In Deutschland versterben pro Jahr rund eine Million Menschen. Bevor die Sterbeurkunde ausgestellt werde und es danach zu einer Beerdigung oder einer Feuerbestattung komme - in Hessen lassen sich mittlerweile 60 Prozent der Verstorbenen kremieren -, sei in Deutschland die Leichenschau, in der Regel durch einen Arzt und mit dem Ziel, eine unnatürliche Todesursache auszuschließen, gesetzlich vorgeschrieben. Vor Feuerbestattungen sei zudem seit dem 1. März 2019 eine zweite Leichenschau, vorzunehmen durch einen Rechtsmediziner, obligatorisch. Obduziert - Obduktion ist die "innere Leichenschau" - werden laut Verhoff, weil es Zweifel an einem natürlichen Tod gibt, etwa ein bis zwei Prozent aller Verstorbenen. Und zwar auf Grund gerichtlicher Beschlüsse, klinischer oder versicherungsmedizinischer Notwendigkeiten, auf Basis des Infektionsschutzgesetzes oder auch im privaten Auftrag.

Neben der Verbrechensaufklärung sammelt die Rechtsmedizin im Zuge ihrer Arbeit auch wichtige Informationen zu Krankheiten, deren Vorbeugung und Behandlung. Und genau dieser Aspekt, nämlich wie Leichenschau und Obduktion Leben - das Leben anderer - retten können, war Schwerpunkt des Vortrages des 53-Jährigen in Büblingshausen.

Obduktion und Corona

Gerade auch in Corona-Zeiten habe die Rechtsmedizin Neuland betreten. Obduktionen seien nur unter höchsten Sicherheitsvorkehrungen vorgenommen worden. Denn, so eine Feststellung: Covid-Viren sind auch im Falle einer Leiche noch 19 Tage aktiv und ansteckend. Und: Erst durch die Obduktion habe das Ausmaß von Covid-19-Schäden festgestellt werden können. Mit der Folge, dass bewusst wurde, was zuvor gar nicht bedacht wurde bei der Behandlung von Covid-Patienten. Ergebnis: "Die Überlebensrate wurde auf einen Schlag besser."
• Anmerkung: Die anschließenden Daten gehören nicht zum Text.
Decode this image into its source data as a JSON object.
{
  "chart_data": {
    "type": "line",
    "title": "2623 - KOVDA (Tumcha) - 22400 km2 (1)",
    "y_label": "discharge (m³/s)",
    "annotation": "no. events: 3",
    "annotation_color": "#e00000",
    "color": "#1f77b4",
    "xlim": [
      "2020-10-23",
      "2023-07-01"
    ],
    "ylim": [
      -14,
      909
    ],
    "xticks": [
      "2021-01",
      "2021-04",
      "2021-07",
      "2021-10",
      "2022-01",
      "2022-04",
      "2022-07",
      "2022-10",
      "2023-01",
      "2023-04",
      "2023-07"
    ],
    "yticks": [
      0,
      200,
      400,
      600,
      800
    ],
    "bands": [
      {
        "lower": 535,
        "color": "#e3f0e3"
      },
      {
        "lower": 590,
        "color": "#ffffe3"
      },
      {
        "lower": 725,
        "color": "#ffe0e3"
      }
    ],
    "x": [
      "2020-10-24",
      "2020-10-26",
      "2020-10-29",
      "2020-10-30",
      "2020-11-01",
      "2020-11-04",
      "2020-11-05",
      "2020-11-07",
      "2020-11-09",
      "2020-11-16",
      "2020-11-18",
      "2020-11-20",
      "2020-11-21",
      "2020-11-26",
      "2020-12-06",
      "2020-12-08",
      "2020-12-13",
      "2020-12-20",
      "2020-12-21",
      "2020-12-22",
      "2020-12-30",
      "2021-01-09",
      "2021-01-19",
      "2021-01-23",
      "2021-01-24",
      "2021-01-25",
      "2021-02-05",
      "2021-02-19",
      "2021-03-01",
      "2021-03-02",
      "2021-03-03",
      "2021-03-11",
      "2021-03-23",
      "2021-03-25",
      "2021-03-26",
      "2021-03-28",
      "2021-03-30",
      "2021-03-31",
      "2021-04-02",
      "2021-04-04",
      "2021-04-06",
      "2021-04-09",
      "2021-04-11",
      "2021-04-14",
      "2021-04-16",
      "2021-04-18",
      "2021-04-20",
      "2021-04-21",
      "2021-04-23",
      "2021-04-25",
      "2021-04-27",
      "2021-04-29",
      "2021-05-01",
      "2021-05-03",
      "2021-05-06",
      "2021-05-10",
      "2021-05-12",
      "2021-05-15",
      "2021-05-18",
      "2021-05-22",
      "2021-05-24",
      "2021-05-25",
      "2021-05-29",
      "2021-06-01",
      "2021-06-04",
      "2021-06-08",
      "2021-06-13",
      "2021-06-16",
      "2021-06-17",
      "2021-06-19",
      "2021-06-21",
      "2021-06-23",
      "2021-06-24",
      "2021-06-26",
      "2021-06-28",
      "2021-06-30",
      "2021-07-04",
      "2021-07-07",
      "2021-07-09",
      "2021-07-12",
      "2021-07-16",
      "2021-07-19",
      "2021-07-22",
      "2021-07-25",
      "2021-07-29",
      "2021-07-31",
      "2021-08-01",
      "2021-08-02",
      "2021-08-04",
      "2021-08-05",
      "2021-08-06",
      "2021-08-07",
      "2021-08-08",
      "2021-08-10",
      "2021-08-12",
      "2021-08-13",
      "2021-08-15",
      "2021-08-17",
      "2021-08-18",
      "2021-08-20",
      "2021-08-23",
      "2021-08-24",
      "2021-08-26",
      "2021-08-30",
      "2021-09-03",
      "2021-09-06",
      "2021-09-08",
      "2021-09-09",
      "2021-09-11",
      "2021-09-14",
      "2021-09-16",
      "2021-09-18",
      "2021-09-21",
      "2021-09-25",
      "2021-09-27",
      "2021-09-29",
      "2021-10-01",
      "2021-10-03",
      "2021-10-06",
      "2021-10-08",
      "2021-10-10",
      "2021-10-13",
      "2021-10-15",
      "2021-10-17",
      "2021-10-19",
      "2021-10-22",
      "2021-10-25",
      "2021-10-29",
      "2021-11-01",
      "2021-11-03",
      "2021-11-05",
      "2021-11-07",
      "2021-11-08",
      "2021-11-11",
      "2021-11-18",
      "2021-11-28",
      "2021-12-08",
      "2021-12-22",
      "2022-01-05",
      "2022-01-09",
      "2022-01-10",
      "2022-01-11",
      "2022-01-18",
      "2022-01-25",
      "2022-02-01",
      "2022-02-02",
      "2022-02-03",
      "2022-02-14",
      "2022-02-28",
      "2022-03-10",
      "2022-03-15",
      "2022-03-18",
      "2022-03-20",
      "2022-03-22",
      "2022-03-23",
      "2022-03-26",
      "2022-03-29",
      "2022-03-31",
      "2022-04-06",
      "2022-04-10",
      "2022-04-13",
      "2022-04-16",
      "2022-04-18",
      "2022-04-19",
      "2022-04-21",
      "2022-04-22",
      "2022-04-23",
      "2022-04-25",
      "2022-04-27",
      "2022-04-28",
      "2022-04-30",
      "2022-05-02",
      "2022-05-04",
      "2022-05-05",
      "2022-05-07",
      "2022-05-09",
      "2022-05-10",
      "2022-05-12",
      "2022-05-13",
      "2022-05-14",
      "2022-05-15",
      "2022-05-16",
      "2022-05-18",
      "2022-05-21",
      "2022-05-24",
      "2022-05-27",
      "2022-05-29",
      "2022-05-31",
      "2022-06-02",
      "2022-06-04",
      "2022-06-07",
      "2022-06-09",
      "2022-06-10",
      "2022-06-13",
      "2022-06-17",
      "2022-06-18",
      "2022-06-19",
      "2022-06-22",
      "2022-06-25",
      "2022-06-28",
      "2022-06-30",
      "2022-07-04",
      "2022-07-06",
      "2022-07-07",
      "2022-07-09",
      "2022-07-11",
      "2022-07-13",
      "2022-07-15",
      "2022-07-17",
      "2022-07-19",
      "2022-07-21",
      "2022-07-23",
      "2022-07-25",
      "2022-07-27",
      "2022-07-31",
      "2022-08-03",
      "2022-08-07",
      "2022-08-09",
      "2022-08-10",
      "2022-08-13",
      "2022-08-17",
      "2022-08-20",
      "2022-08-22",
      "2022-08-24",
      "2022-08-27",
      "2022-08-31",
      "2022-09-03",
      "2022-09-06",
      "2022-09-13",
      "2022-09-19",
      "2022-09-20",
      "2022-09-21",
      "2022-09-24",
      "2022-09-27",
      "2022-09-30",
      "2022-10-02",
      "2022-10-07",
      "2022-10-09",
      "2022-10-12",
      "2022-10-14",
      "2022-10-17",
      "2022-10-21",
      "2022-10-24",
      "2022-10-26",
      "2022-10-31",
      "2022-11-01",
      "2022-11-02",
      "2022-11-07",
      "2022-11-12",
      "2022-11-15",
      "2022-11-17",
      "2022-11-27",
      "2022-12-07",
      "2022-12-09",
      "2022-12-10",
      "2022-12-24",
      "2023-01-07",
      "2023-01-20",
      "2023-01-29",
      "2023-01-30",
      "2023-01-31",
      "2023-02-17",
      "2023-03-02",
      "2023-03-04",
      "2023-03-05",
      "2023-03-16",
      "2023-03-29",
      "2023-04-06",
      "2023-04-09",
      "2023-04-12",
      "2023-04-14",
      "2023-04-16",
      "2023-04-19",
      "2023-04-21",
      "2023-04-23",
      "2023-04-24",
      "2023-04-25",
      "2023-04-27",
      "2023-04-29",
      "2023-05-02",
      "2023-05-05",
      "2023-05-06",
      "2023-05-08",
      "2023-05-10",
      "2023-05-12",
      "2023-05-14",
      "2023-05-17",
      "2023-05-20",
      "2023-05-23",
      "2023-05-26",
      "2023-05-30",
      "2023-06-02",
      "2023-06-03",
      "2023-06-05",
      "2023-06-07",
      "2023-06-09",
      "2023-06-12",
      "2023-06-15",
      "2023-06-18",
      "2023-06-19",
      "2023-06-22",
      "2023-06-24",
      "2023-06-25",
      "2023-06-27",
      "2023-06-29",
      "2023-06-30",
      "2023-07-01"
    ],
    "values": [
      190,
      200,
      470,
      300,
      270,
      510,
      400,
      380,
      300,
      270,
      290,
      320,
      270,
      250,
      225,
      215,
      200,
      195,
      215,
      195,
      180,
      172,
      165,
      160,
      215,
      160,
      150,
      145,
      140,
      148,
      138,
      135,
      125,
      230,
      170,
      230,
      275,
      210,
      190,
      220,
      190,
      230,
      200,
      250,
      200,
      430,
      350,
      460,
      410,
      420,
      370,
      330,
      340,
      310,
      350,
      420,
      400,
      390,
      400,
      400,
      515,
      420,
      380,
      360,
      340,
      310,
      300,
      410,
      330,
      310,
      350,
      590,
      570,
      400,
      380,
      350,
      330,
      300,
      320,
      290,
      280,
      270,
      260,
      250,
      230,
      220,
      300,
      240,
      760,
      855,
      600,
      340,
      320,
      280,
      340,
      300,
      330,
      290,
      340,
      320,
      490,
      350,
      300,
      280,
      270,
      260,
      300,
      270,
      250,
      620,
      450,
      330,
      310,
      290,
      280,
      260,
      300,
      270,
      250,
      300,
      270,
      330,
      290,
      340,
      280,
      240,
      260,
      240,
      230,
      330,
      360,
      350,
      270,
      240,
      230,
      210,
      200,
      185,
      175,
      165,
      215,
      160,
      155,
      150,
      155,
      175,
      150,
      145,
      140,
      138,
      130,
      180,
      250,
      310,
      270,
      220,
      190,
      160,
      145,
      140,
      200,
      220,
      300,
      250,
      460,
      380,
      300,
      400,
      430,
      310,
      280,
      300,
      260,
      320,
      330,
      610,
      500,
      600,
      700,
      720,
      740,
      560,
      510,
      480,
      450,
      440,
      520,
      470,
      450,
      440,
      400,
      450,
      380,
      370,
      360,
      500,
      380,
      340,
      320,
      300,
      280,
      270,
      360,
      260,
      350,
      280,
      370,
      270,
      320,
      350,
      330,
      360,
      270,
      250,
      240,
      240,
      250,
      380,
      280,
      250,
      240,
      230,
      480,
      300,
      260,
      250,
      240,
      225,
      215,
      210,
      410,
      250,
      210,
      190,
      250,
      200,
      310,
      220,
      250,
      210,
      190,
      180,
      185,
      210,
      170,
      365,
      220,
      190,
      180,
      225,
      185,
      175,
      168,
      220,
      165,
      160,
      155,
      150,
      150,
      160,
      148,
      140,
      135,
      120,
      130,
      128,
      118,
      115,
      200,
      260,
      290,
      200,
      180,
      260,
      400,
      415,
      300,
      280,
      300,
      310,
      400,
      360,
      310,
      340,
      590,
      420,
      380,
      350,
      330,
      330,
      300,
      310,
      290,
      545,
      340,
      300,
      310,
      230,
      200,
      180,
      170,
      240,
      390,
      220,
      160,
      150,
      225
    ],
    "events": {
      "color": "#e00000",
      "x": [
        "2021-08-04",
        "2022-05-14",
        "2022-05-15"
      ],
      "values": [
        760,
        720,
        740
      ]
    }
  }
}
Des Weiteren haben die Ergebnisse von Obduktionen auch beispielsweise zu einer Verbesserung der Arbeitsschutz-Vorschriften beigetragen. Und zur Anerkennung von Erkrankungen als Berufskrankheit, was die Prävention verbesserte und auch zur finanziellen Unterstützung bereits betroffener Menschen beitrage. "Gründliche Leichenschau rettet Leben", macht Verhoff deutlich.

Kindstod und plötzlicher Herztod

Ein Bereich, in dem man noch nicht zu den wirklichen Ursachen durchgedrungen sei, ist laut Verhoff der "plötzliche Kindstod". Verstorbene Säuglinge würde fast immer obduziert. Beim nach wie vor unklaren plötzlichen Kindstod vermutet der Rechtsmediziner genetische Gründe. 25 Prozent aller Todesfälle sind laut Verhoff auf den plötzliche Herztod zurückzuführen. Todesursachen seien "Zivilisationskrankheiten" und Risiken, zum Beispiel durch das Rauchen. Der plötzliche Herztod betreffe auch junge Leute unter 40 Jahren (ein bis zehn Tote auf 100.000 Menschen). Besonders bei dieser Gruppe spielten genetische Bedingungen eine große Rolle und deshalb sei eine detaillierte Autopsie essentiell - und von hoher Relevanz für betroffene Familien.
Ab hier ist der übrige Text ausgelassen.